The reforms will change the basis period from a ‘current year basis’ to a ‘tax year basis’. Under the current rules there can be overlapping basis periods, which charge tax on profits twice and generate corresponding ‘overlap relief’ which is usually given on cessation of the business. The new method of using a ‘tax year basis’ will remove the basis period rules and prevents the creation of further overlap relief.

The new rules will come into effect in the 2024-25 tax year with 2023-24 being a transitional year. During the transitional year, all businesses’ basis periods will be aligned to the tax year and all outstanding overlap relief can be used against profits for that tax year.

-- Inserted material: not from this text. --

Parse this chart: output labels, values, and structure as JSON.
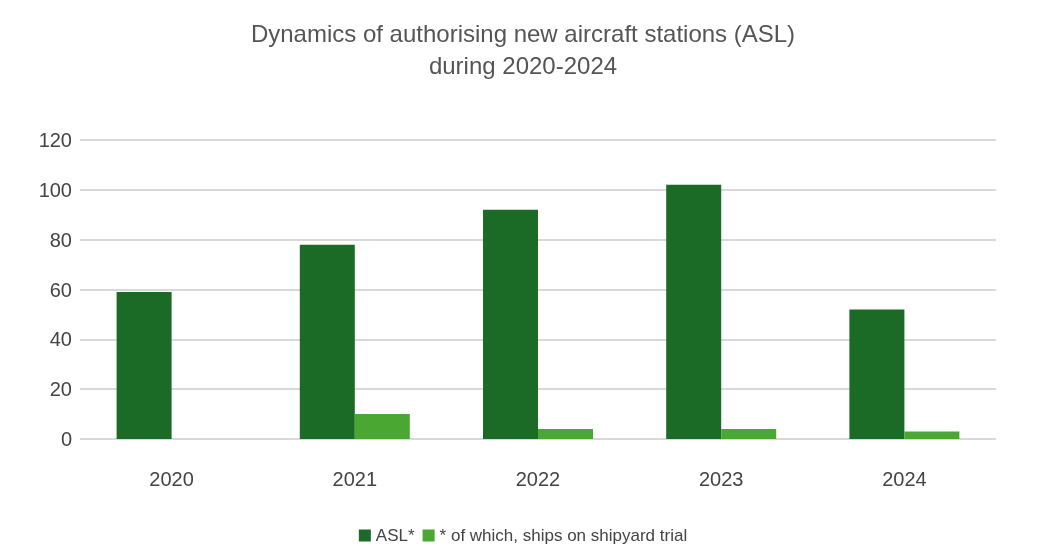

Affected businesses in 2023-24 will be assessed on the tax for profits for the:

  • 12-month accounting period they have previously been using; and
  • for the rest of the 2023-24 tax year — minus any overlap relief that may be due — spread over the next 5 tax years.

The changes do not affect sole traders and partnerships who already draw up annual accounts to a date between 31 March and 5 April.

Affected businesses should ensure they are prepared for the changes as there may be cashflow implications.